Lifelong employment, internal insurance and free in-house medical care for all employees
Similar to Japan’s lifetime employment system, after a probationary period, unless they voluntarily resign or are found to have participated in graft, Dawu Group employees can work until retirement and enjoy generous benefits, retirement, and medical benefits. Firing a worker is contingent to strict procedures such as warnings, fines, and suspension.
Dawu Group employees can choose between the national social security system, the corporate retirement system and the internal insurance system. The retirement plan gives employees with more than 15 years of service a monthly retirement pension of 500 yuan, and beyond that, with every year of service, depending on the total length of service, a monthly increase of 80-150 yuan.

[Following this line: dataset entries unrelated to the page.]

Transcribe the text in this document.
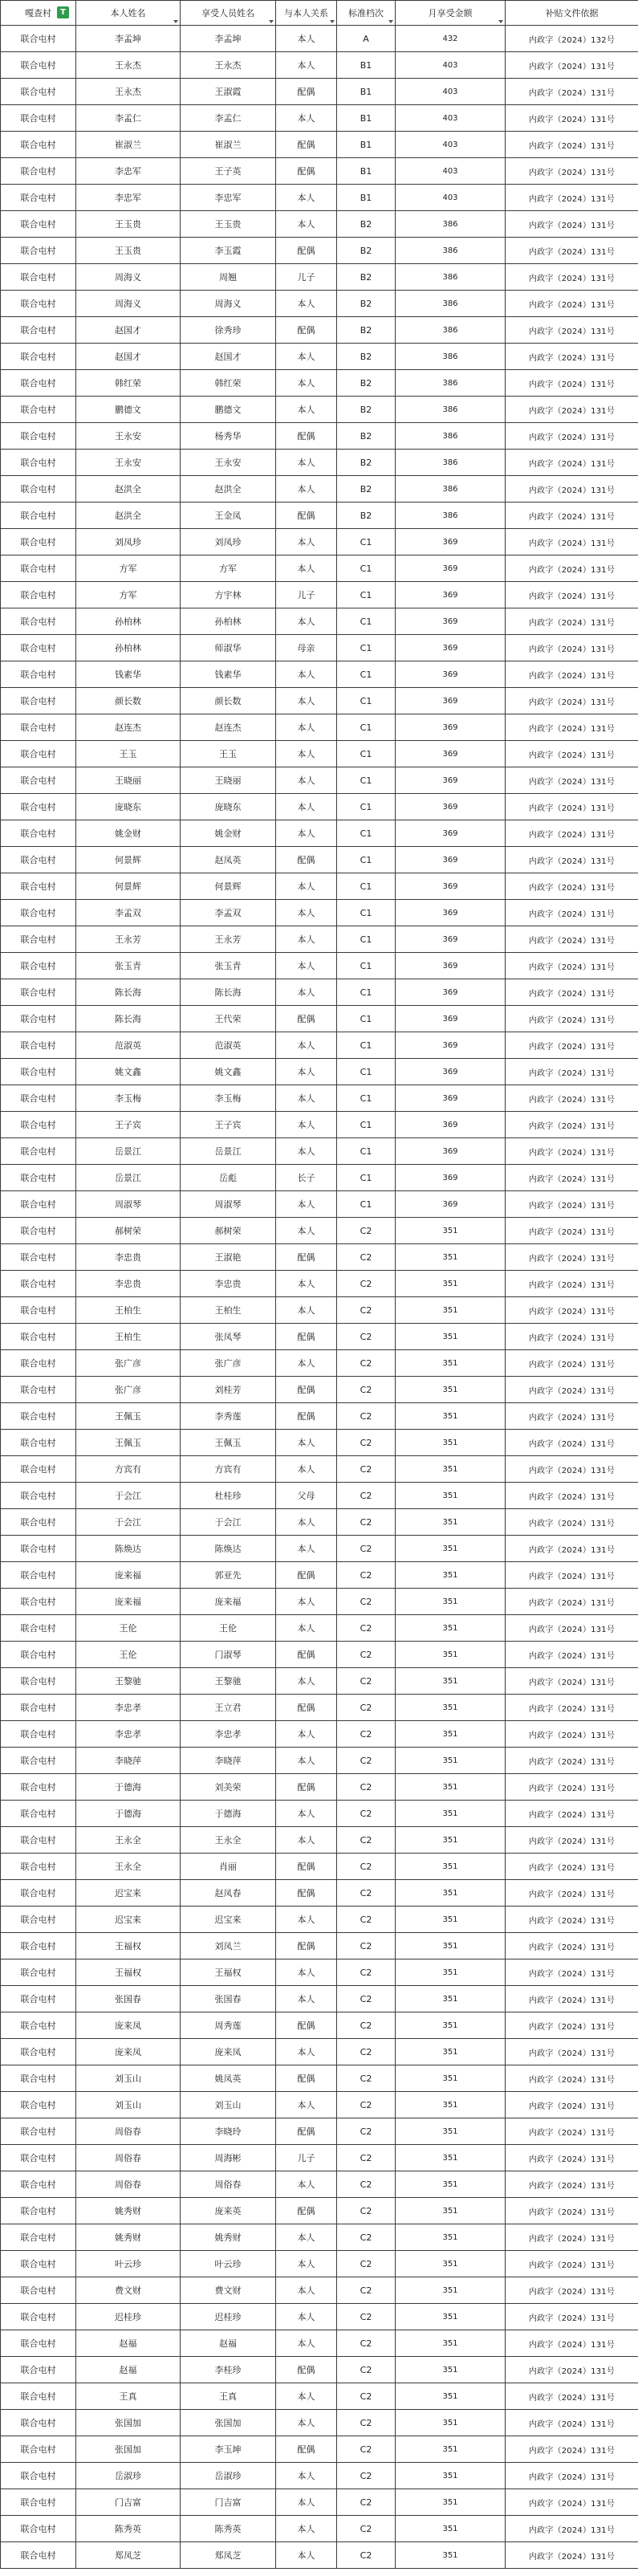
嘎查村 T	本人姓名	享受人员姓名	与本人关系	标准档次	月享受金额	补贴文件依据
联合屯村	李孟坤	李孟坤	本人	A	432	内政字（2024）132号
联合屯村	王永杰	王永杰	本人	B1	403	内政字（2024）131号
联合屯村	王永杰	王淑霞	配偶	B1	403	内政字（2024）131号
联合屯村	李孟仁	李孟仁	本人	B1	403	内政字（2024）131号
联合屯村	崔淑兰	崔淑兰	配偶	B1	403	内政字（2024）131号
联合屯村	李忠军	王子英	配偶	B1	403	内政字（2024）131号
联合屯村	李忠军	李忠军	本人	B1	403	内政字（2024）131号
联合屯村	王玉贵	王玉贵	本人	B2	386	内政字（2024）131号
联合屯村	王玉贵	李玉霞	配偶	B2	386	内政字（2024）131号
联合屯村	周海义	周翘	儿子	B2	386	内政字（2024）131号
联合屯村	周海义	周海义	本人	B2	386	内政字（2024）131号
联合屯村	赵国才	徐秀珍	配偶	B2	386	内政字（2024）131号
联合屯村	赵国才	赵国才	本人	B2	386	内政字（2024）131号
联合屯村	韩红荣	韩红荣	本人	B2	386	内政字（2024）131号
联合屯村	鹏德文	鹏德文	本人	B2	386	内政字（2024）131号
联合屯村	王永安	杨秀华	配偶	B2	386	内政字（2024）131号
联合屯村	王永安	王永安	本人	B2	386	内政字（2024）131号
联合屯村	赵洪全	赵洪全	本人	B2	386	内政字（2024）131号
联合屯村	赵洪全	王金凤	配偶	B2	386	内政字（2024）131号
联合屯村	刘凤珍	刘凤珍	本人	C1	369	内政字（2024）131号
联合屯村	方军	方军	本人	C1	369	内政字（2024）131号
联合屯村	方军	方宇林	儿子	C1	369	内政字（2024）131号
联合屯村	孙柏林	孙柏林	本人	C1	369	内政字（2024）131号
联合屯村	孙柏林	师淑华	母亲	C1	369	内政字（2024）131号
联合屯村	钱素华	钱素华	本人	C1	369	内政字（2024）131号
联合屯村	颜长数	颜长数	本人	C1	369	内政字（2024）131号
联合屯村	赵连杰	赵连杰	本人	C1	369	内政字（2024）131号
联合屯村	王玉	王玉	本人	C1	369	内政字（2024）131号
联合屯村	王晓丽	王晓丽	本人	C1	369	内政字（2024）131号
联合屯村	庞晓东	庞晓东	本人	C1	369	内政字（2024）131号
联合屯村	姚金财	姚金财	本人	C1	369	内政字（2024）131号
联合屯村	何景辉	赵凤英	配偶	C1	369	内政字（2024）131号
联合屯村	何景辉	何景辉	本人	C1	369	内政字（2024）131号
联合屯村	李孟双	李孟双	本人	C1	369	内政字（2024）131号
联合屯村	王永芳	王永芳	本人	C1	369	内政字（2024）131号
联合屯村	张玉青	张玉青	本人	C1	369	内政字（2024）131号
联合屯村	陈长海	陈长海	本人	C1	369	内政字（2024）131号
联合屯村	陈长海	王代荣	配偶	C1	369	内政字（2024）131号
联合屯村	范淑英	范淑英	本人	C1	369	内政字（2024）131号
联合屯村	姚文鑫	姚文鑫	本人	C1	369	内政字（2024）131号
联合屯村	李玉梅	李玉梅	本人	C1	369	内政字（2024）131号
联合屯村	王子宾	王子宾	本人	C1	369	内政字（2024）131号
联合屯村	岳景江	岳景江	本人	C1	369	内政字（2024）131号
联合屯村	岳景江	岳彪	长子	C1	369	内政字（2024）131号
联合屯村	周淑琴	周淑琴	本人	C1	369	内政字（2024）131号
联合屯村	郝树荣	郝树荣	本人	C2	351	内政字（2024）131号
联合屯村	李忠贵	王淑艳	配偶	C2	351	内政字（2024）131号
联合屯村	李忠贵	李忠贵	本人	C2	351	内政字（2024）131号
联合屯村	王柏生	王柏生	本人	C2	351	内政字（2024）131号
联合屯村	王柏生	张凤琴	配偶	C2	351	内政字（2024）131号
联合屯村	张广彦	张广彦	本人	C2	351	内政字（2024）131号
联合屯村	张广彦	刘桂芳	配偶	C2	351	内政字（2024）131号
联合屯村	王佩玉	李秀莲	配偶	C2	351	内政字（2024）131号
联合屯村	王佩玉	王佩玉	本人	C2	351	内政字（2024）131号
联合屯村	方宾有	方宾有	本人	C2	351	内政字（2024）131号
联合屯村	于会江	杜桂珍	父母	C2	351	内政字（2024）131号
联合屯村	于会江	于会江	本人	C2	351	内政字（2024）131号
联合屯村	陈焕达	陈焕达	本人	C2	351	内政字（2024）131号
联合屯村	庞来福	郭亚先	配偶	C2	351	内政字（2024）131号
联合屯村	庞来福	庞来福	本人	C2	351	内政字（2024）131号
联合屯村	王伦	王伦	本人	C2	351	内政字（2024）131号
联合屯村	王伦	门淑琴	配偶	C2	351	内政字（2024）131号
联合屯村	王黎驰	王黎驰	本人	C2	351	内政字（2024）131号
联合屯村	李忠孝	王立君	配偶	C2	351	内政字（2024）131号
联合屯村	李忠孝	李忠孝	本人	C2	351	内政字（2024）131号
联合屯村	李晓萍	李晓萍	本人	C2	351	内政字（2024）131号
联合屯村	于德海	刘美荣	配偶	C2	351	内政字（2024）131号
联合屯村	于德海	于德海	本人	C2	351	内政字（2024）131号
联合屯村	王永全	王永全	本人	C2	351	内政字（2024）131号
联合屯村	王永全	肖丽	配偶	C2	351	内政字（2024）131号
联合屯村	迟宝来	赵凤春	配偶	C2	351	内政字（2024）131号
联合屯村	迟宝来	迟宝来	本人	C2	351	内政字（2024）131号
联合屯村	王福权	刘凤兰	配偶	C2	351	内政字（2024）131号
联合屯村	王福权	王福权	本人	C2	351	内政字（2024）131号
联合屯村	张国春	张国春	本人	C2	351	内政字（2024）131号
联合屯村	庞来凤	周秀莲	配偶	C2	351	内政字（2024）131号
联合屯村	庞来凤	庞来凤	本人	C2	351	内政字（2024）131号
联合屯村	刘玉山	姚凤英	配偶	C2	351	内政字（2024）131号
联合屯村	刘玉山	刘玉山	本人	C2	351	内政字（2024）131号
联合屯村	周俗春	李晓玲	配偶	C2	351	内政字（2024）131号
联合屯村	周俗春	周海彬	儿子	C2	351	内政字（2024）131号
联合屯村	周俗春	周俗春	本人	C2	351	内政字（2024）131号
联合屯村	姚秀财	庞来英	配偶	C2	351	内政字（2024）131号
联合屯村	姚秀财	姚秀财	本人	C2	351	内政字（2024）131号
联合屯村	叶云珍	叶云珍	本人	C2	351	内政字（2024）131号
联合屯村	费文财	费文财	本人	C2	351	内政字（2024）131号
联合屯村	迟桂珍	迟桂珍	本人	C2	351	内政字（2024）131号
联合屯村	赵福	赵福	本人	C2	351	内政字（2024）131号
联合屯村	赵福	李桂珍	配偶	C2	351	内政字（2024）131号
联合屯村	王真	王真	本人	C2	351	内政字（2024）131号
联合屯村	张国加	张国加	本人	C2	351	内政字（2024）131号
联合屯村	张国加	李玉坤	配偶	C2	351	内政字（2024）131号
联合屯村	岳淑珍	岳淑珍	本人	C2	351	内政字（2024）131号
联合屯村	门吉富	门吉富	本人	C2	351	内政字（2024）131号
联合屯村	陈秀英	陈秀英	本人	C2	351	内政字（2024）131号
联合屯村	郑凤芝	郑凤芝	本人	C2	351	内政字（2024）131号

Under the internal insurance system, for employees with more than three years of service, each employee contributes 1,000 yuan per year, and the company matches 3,000 yuan, and the sum of the two reaches 60,000 yuan, forming the group’s internal insurance fund, with each employee holding an internal insurance card, i.e. personal account, and the funds in the account accumulating on a rolling basis with interest using commercial bank’s interest rate for two-year loan. This is in fact a profit-sharing system.
Employee medical care for Dawu Group employees has been built up over a gradual process, from partial reimbursement to free for all. In 2016 the Supervisory Board decided that all employees of the Group who paid union dues as well as the company’s retired employees were entitled to medical care. In January 2018 the official implementation of free medical care for all employees was put in place, and together, the union, Dawu Hospital, Human Resources Department, Finance Department, Legal Department formed the management committee for free health care.
The two highlights of the “constitutional labor-capital republic” of the Dawu Group are the collective ownership of the family’s private property rights and the formation of a community of interest aligned with the ownership of the employee labor force, and the formation of oversight of the board’s decision-making power and the board’s operational powers; the second is that the board is directly elected by the employees, and the employees form a direct limitation on the board. These two institutional constructions have resolved the fundamental conflict of interest between workers and owners, forming a close community of interest and common cause between labor and management.
A brief academic commentary
As a scholar with 41 years of academic history, especially as a labor and labor relations scholar, I can responsibly say that Sun Dawu is not only an entrepreneur, but also a thinker. Moreover, he is an exemplary figure who has put his beliefs into practice. He’s been an avid consumer of philosophy, economics, management, political science, sociology, and history, and his knowledge comes from practice and is put back into practice and grounded in institution-building. This is true life wisdom. His unique practice of “constitutional labor-capital republic” and “open governance and co-prosperity” in a private corporate system has absorbed the essence of traditional Chinese culture and advanced foreign corporate management culture, and to a large extent, avoided drawbacks associated with the so-called collective ownership and family private system. At the same time, it is committed to the goal of a win-win labor-management and community republic. This is not only a significant innovation for China, but a kind rarely seen around the world.
To ruin Sun Dawu and destroy the Dawu Group would really mean the reckless destruction of a thriving, self-governing community, a brutal demolition of a national and popular treasure. Such an act will surely incur historical punishment.